If the bank will split your CD IRA and convert a part to a Roth IRA, that is a good deal as I doubt that most banks would do that and continue the former higher interest rate. What a bank offers to do along these lines is not controlled by the IRS, but the operating procedures of the bank itself.

Generally, it is difficult to deal with banks on some of these issues,eg if you wanted to recharacterize a bank CD conversion, it would have to be converted back to a TIRA CD by direct transfer. A recharacterization can ONLY be done by direct transfer, not by taking the funds and rolling them over yourself. But at least with a CD you know that the value will not decline so you eliminate a value decline as the reason for recharacterization.

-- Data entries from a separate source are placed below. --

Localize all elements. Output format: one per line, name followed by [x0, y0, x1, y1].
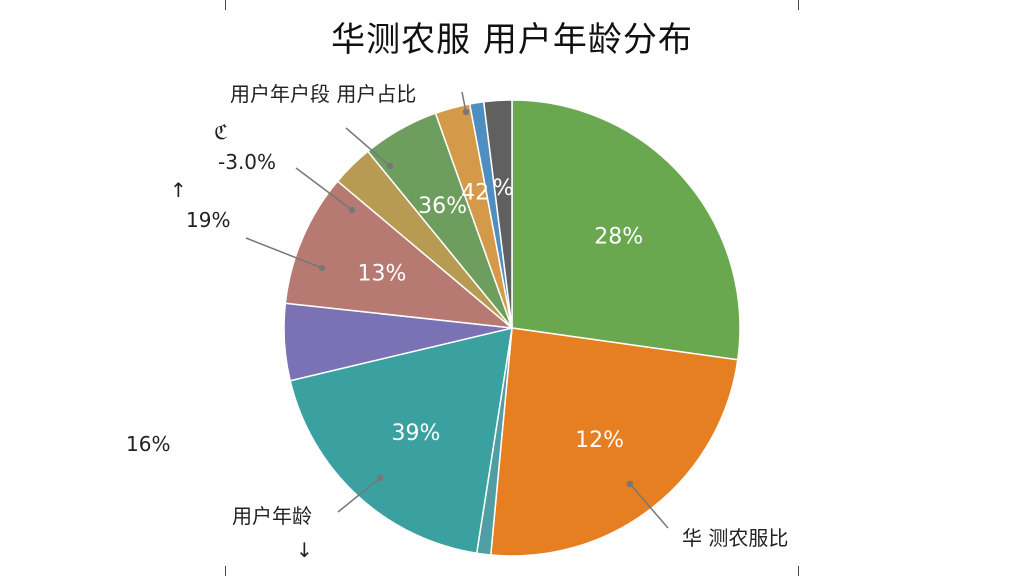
frame-tick-top-right: [798, 0, 799, 10]
leader-dot-2: [348, 206, 356, 214]
annotation-16: 16%: [126, 432, 171, 456]
up-arrow-icon: ↑: [170, 178, 187, 202]
slice-label-7: 36%: [418, 194, 467, 219]
leader-lines: [245, 91, 669, 529]
pie-slice-5: [284, 180, 515, 330]
annotation-right-label: 华 测农服比: [682, 526, 789, 550]
leader-line-3: [245, 237, 323, 269]
pie-slice-1: [489, 327, 739, 557]
chart-title: 华测农服 用户年龄分布: [331, 20, 693, 60]
slice-label-5: 13%: [358, 261, 407, 286]
pie-slice-10: [482, 99, 513, 329]
leader-dot-4: [376, 474, 384, 482]
pie-slice-3: [289, 327, 513, 555]
frame-tick-top-left: [225, 0, 226, 10]
down-arrow-icon: ↓: [296, 538, 313, 562]
frame-tick-bottom-left: [225, 566, 226, 576]
leader-dot-5: [626, 480, 634, 488]
slice-label-1: 12%: [575, 428, 624, 453]
slice-labels: 28% 12% 39% 13% 36%42%: [358, 176, 644, 453]
leader-dot-1: [386, 162, 394, 170]
leader-line-1: [345, 127, 391, 167]
pie-slice-0: [511, 99, 741, 361]
annotation-age-label: 用户年龄: [232, 504, 312, 528]
leader-dot-0: [462, 108, 470, 116]
leader-line-4: [337, 477, 381, 513]
annotation-top-label: 用户年户段 用户占比: [230, 82, 417, 106]
pie-slices: [283, 99, 741, 557]
leader-dot-3: [318, 264, 326, 272]
leader-line-2: [295, 167, 353, 211]
annotation-19: 19%: [186, 208, 231, 232]
slice-label-3: 39%: [392, 421, 441, 446]
frame-tick-bottom-right: [798, 566, 799, 576]
leader-line-5: [629, 483, 669, 529]
annotation-neg: -3.0%: [218, 150, 277, 174]
annotation-symbol: ℭ: [214, 120, 229, 144]
slice-label-10: %: [493, 176, 514, 201]
slice-label-0: 28%: [594, 224, 643, 249]
slice-label-8: 42: [461, 181, 489, 206]
leader-line-0: [461, 91, 467, 113]
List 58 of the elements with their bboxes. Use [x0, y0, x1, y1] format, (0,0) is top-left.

Because we have no RMD this year … We converted some stocks right now and will pay for them in 2010 taxes. We went back to do the partial Roth conversion from a Reg IRA CD with the 2 year stretch. But they were going to send the Gov. the whole amount – lumped all together. We thought they could separate it out…. this year’s amount, and then the 2 yr stretch one. But apparently its all in one. Decided not to add more. We’ll do the future yearly Roth conversions for 2011 etc. instead.